Anschließend hat er "seine" Spritze ohne Nadel in die Jackentasche gesteckt, um sich später auf der Toilette das Narkosemittel zu spritzen. Mit der kontaminierten Nadel hat er dann Natriumchlorid aufgezogen und damit die nun teilweise entleerte Sufentanil-Spritze für den Patienten wieder aufgefüllt. So muss das Virus sowohl ins Sufentanil als auch ins Natriumchlorid gekommen sein. Beides wurde dann dem Patienten intravenös gegeben.

Ein Zeuge wendet sich an den Angeklagten und sagt: "Sie tun mir leid!"

"Mein Mandant war damals so erschöpft und am Ende", stellt Rechtsanwalt Herrmann fest.
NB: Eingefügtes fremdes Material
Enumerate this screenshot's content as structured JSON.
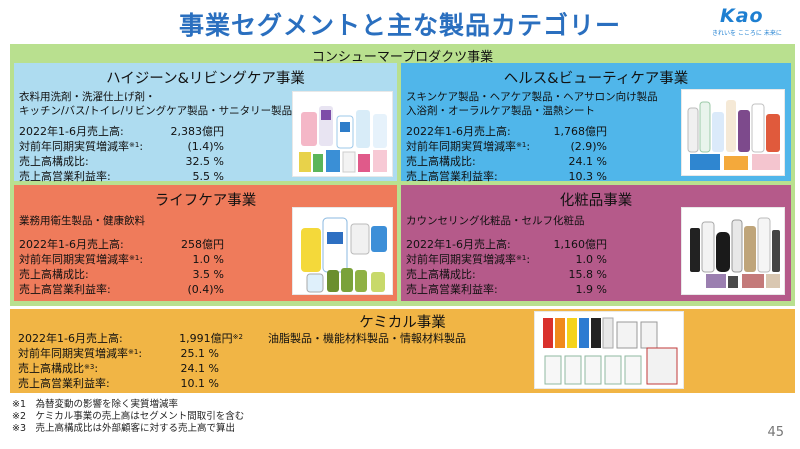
{
  "title": "事業セグメントと主な製品カテゴリー",
  "logo": {
    "name": "Kao",
    "tagline": "きれいを こころに 未来に"
  },
  "consumer_group": "コンシューマープロダクツ事業",
  "segments": {
    "hygiene": {
      "title": "ハイジーン&リビングケア事業",
      "desc": [
        "衣料用洗剤・洗濯仕上げ剤・",
        "キッチン/バス/トイレ/リビングケア製品・サニタリー製品"
      ],
      "metrics": [
        {
          "label": "2022年1-6月売上高:",
          "value": "2,383億円"
        },
        {
          "label": "対前年同期実質増減率",
          "note": "※1",
          "label_end": ":",
          "value": "(1.4)%"
        },
        {
          "label": "売上高構成比:",
          "value": "32.5 %"
        },
        {
          "label": "売上高営業利益率:",
          "value": "5.5 %"
        }
      ]
    },
    "health": {
      "title": "ヘルス&ビューティケア事業",
      "desc": [
        "スキンケア製品・ヘアケア製品・ヘアサロン向け製品",
        "入浴剤・オーラルケア製品・温熱シート"
      ],
      "metrics": [
        {
          "label": "2022年1-6月売上高:",
          "value": "1,768億円"
        },
        {
          "label": "対前年同期実質増減率",
          "note": "※1",
          "label_end": ":",
          "value": "(2.9)%"
        },
        {
          "label": "売上高構成比:",
          "value": "24.1 %"
        },
        {
          "label": "売上高営業利益率:",
          "value": "10.3 %"
        }
      ]
    },
    "life": {
      "title": "ライフケア事業",
      "desc": [
        "業務用衛生製品・健康飲料"
      ],
      "metrics": [
        {
          "label": "2022年1-6月売上高:",
          "value": "258億円"
        },
        {
          "label": "対前年同期実質増減率",
          "note": "※1",
          "label_end": ":",
          "value": "1.0 %"
        },
        {
          "label": "売上高構成比:",
          "value": "3.5 %"
        },
        {
          "label": "売上高営業利益率:",
          "value": "(0.4)%"
        }
      ]
    },
    "cosmetics": {
      "title": "化粧品事業",
      "desc": [
        "カウンセリング化粧品・セルフ化粧品"
      ],
      "metrics": [
        {
          "label": "2022年1-6月売上高:",
          "value": "1,160億円"
        },
        {
          "label": "対前年同期実質増減率",
          "note": "※1",
          "label_end": ":",
          "value": "1.0 %"
        },
        {
          "label": "売上高構成比:",
          "value": "15.8 %"
        },
        {
          "label": "売上高営業利益率:",
          "value": "1.9 %"
        }
      ]
    },
    "chemical": {
      "title": "ケミカル事業",
      "desc": [
        "油脂製品・機能材料製品・情報材料製品"
      ],
      "metrics": [
        {
          "label": "2022年1-6月売上高:",
          "value": "1,991億円",
          "value_note": "※2"
        },
        {
          "label": "対前年同期実質増減率",
          "note": "※1",
          "label_end": ":",
          "value": "25.1 %"
        },
        {
          "label": "売上高構成比",
          "note": "※3",
          "label_end": ":",
          "value": "24.1 %"
        },
        {
          "label": "売上高営業利益率:",
          "value": "10.1 %"
        }
      ]
    }
  },
  "footnotes": [
    "※1　為替変動の影響を除く実質増減率",
    "※2　ケミカル事業の売上高はセグメント間取引を含む",
    "※3　売上高構成比は外部顧客に対する売上高で算出"
  ],
  "page_number": "45",
  "colors": {
    "title": "#2a6fbf",
    "consumer_bg": "#b9e08f",
    "hygiene_bg": "#aedcf0",
    "health_bg": "#50b6ea",
    "life_bg": "#ef7b5b",
    "cosmetics_bg": "#b55a8a",
    "chemical_bg": "#f1b545"
  }
}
Eine Erklärung, die nicht bei allen Patienten, aber doch bei manchen trotz deren eigener Leidenszeit auf Verständnis stößt. Ein 82-Jähriger aus Niederbayern jedenfalls, den seine Hepatitis C-Infektion durch den Donauwörther Arzt ziemlich gebeutelt hat, findet freundliche Worte im Gerichtssaal – obwohl er von sich erzählt: "Ich war nicht mehr der Alte, war viel zu Hause und irgendwie neben der Spur." Er nimmt die Entschuldigung des Angeklagten an und wendet sich direkt an ihn: "In Ihrem Leben muss viel passiert sein, dass Sie so abgerutscht sind. Sie tun mir leid!"

Für einen 58 Jahre alten Mann aus Donauwörth bleibt ein "komisches Gefühl" in Erinnerung. So jedenfalls fasst er seine körperlichen Beschwerden durch Hepatitis zusammen. Wie allen anderen Opfern sagt der Angeklagte auch ihm direkt ins Gesicht: "Was ich Ihnen angetan habe, tut mir leid!" Der Zeuge reagiert mit gemischten Empfindungen: "Jedem kann mal etwas passieren. Aber warum haben Sie das gemacht, ich habe Ihnen doch nichts getan? Trotzdem wünsche ich Ihnen alles Gute!"

Eine 55-Jährige aus Rain ist heute rein körperlich schmerzfrei. Das war vor ihrer erfolgreichen Hepatitis-Therapie nicht der Fall. Auch Verdauungsprobleme hatte sie zunächst. Trotzdem ist längst nicht alles gut, wie sie im Zeugenstand schildert. Sie spricht von massiven Schlafproblemen und von starken Schweißausbrüchen in der Nacht. Manchmal sei ihr Bett so nass geschwitzt, dass sie Schlafanzug und Bettwäsche noch nachts wechseln müsse. Auch das "Stigma" Hepatitis laste auf ihr: "Ich muss das immer wieder angeben."

Am Mittwoch, 7. Juni, wird der Prozess fortgesetzt. Dann kommen weitere Opfer, um zu schildern, wie es ihnen durch die Ansteckung ergangen ist.